Um dia depois de Alexandre de Moraes ser nomeado Ministro da Justiça e da Cidadania do Governo interino de Michel Temer, os estudantes da Faculdade de Direito do Largo São Francisco, onde ele dá aula, iniciaram uma manifestação em repúdio à sua indicação para o cargo. A mobilização começou com um abaixo-assinado que exige seu afastamento imediato e já passa de 800 signatários, entre alunos e ex-alunos da Faculdade.

O advogado Alexandre de Moraes (PSDB-SP) é formado pela USP, onde também tornou-se doutor em Direito do Estado e livre-docente em Direito Constitucional. É consultor jurídico, professor da Faculdade do Largo São Francisco e da Universidade Presbiteriana Mackenzie. Em janeiro de 2015, assumiu o posto de secretário da Segurança Pública de São Paulo, cargo do qual se afastou este mês para assumir o ministério, em Brasília.

A atuação do professor na Secretaria foi fortemente criticada depois de uma série de episódios de violência policial em São Paulo. Entre eles, as chacinas de Osasco e Barueri, que deixaram 19 mortos, e tempos depois a de Carapicuíba, que deixou quatro mortos no ano passado. As investigações apontam para o envolvimento de policiais militares, mas seguem sem respostas.

Outra passagem controversa na trajetória de Alexandre pelo Governo de São Paulo foi a atuação na ocupação do Centro Paula Souza este ano. Ele ordenou que a Força Tática da Polícia Militar entrasse no local antes da expedição de ordem judicial de reintegração, ação considerada ilegal na central de mandados do Tribunal de Justiça.

Em março, Moraes foi hostilizado em uma manifestação contra o governo da presidente afastada Dilma Rousseff, quando tentava desobstruir vias ocupadas, e teve de sair escoltado.

O abaixo-assinado

A resposta à nomeação do ministro veio logo depois da oficialização do cargo.
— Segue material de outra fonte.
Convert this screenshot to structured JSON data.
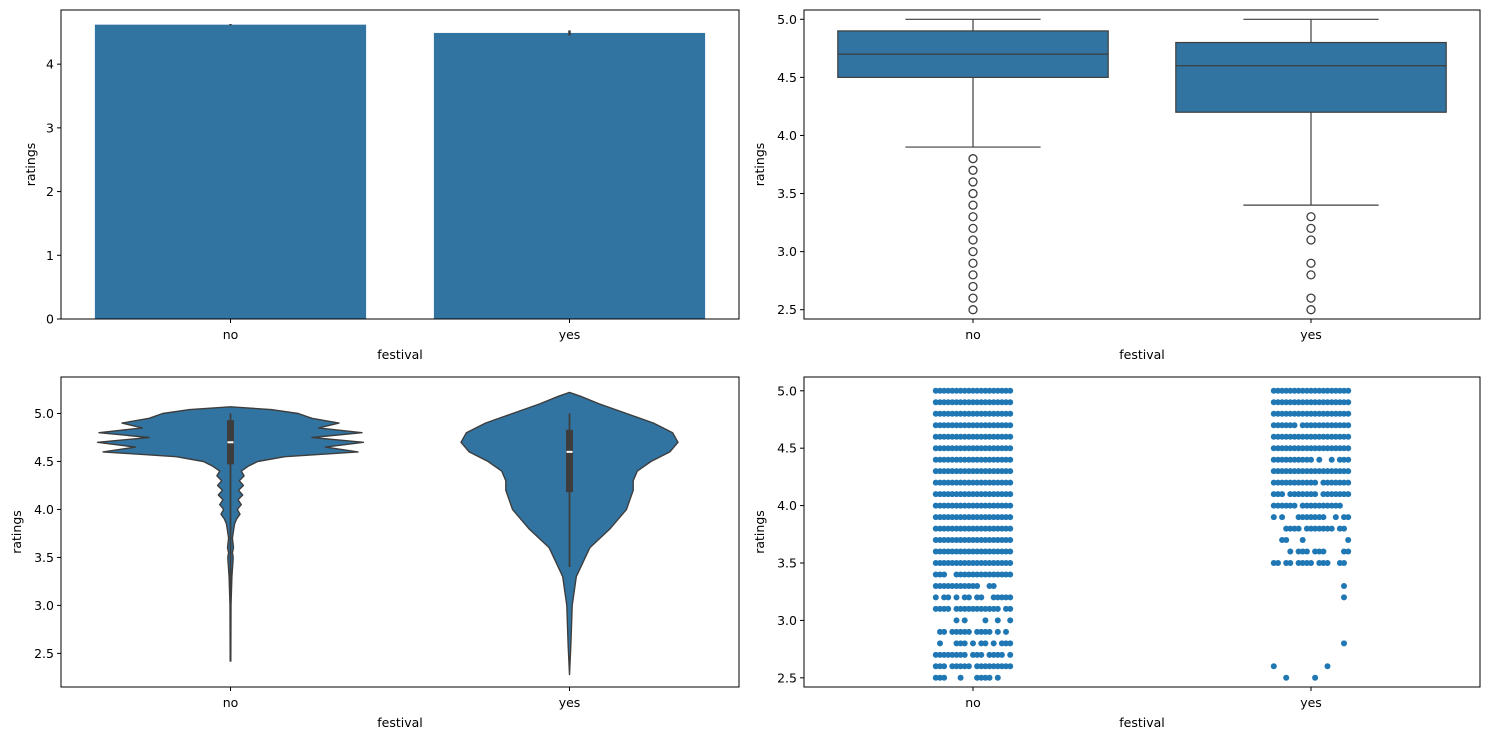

O abaixo-assinado está disponível na internet desde sexta-feira, 13, e já foram coletadas mais de 800 assinaturas. De acordo com o Centro Acadêmico XI de Agosto, o documento, agora incorporado também por outras instituições, foi uma demanda dos alunos, e coube à gestão apenas formalizá-lo.

“Aqui já existia uma comoção bem grande, e a gente pensou em fazer um abaixo assinado não em nome do XI de Agosto, mas de forma que os alunos pudessem assinar, participar de uma forma mais incisiva”, explica Matheus Chodin, coordenador do Centro Acadêmico da Faculdade de Direito da USP.

Apesar da gestão se declarar contra o impeachment, Matheus explica que o repúdio à conduta do professor não está vinculado a um posicionamento específico em relação ao afastamento de Dilma Rousseff: “as 800 assinaturas mostram que é quase um consenso na Faculdade. Pessoas que assinaram não são necessariamente contra o impeachment. Temos alguns a favor do afastamento da Dilma, a favor do governo Temer e contra também. [Pessoas] que conhecendo a atuação do Alexandre como secretário de Segurança Pública, se uniram para isso”.

Os centros acadêmicos das faculdades de direito do Mackenzie e da PUC São Paulo, em diálogo recente com os alunos da USP, se mostraram dispostos a aderir ao protesto, e alguns estudantes já estão participando ativamente na divulgação. A ideia é que o abaixo-assinado também se espalhe para os demais cursos da USP e de outras universidades.

A aluna Ingred Souza, diretora do Centro Acadêmico, explica o receio em relação à figura do ministro: “como secretário de Segurança nós já tivemos diversos exemplos de que ele não é uma pessoa razoável. Repressão das manifestações, chacina de Osasco. Todas as atitudes e declarações dele como Secretário de Segurança já eram extremamente preocupantes. Vê-lo num cargo de âmbito federal é mais ainda”. Em janeiro, ao participar de uma manifestação contra o aumento da tarifa, Ingred se feriu ao ser atingida na perna por uma bomba de gás lacrimogêneo.

“Ele ensina direitos fundamentais na faculdade: direito à manifestação, direito à liberdade de expressão. E como chefe da polícia militar mostrava total descomprometimento com isso”, explica Matheus. “Em qualquer manifestação é até plausível a PM estar para garantir a segurança. Mas com os secundaristas ela não estava lá pra manter a segurança, mas para reprimir, para não deixar acontecer. Isso não faz sentido em um estado democrático de direito”, finaliza.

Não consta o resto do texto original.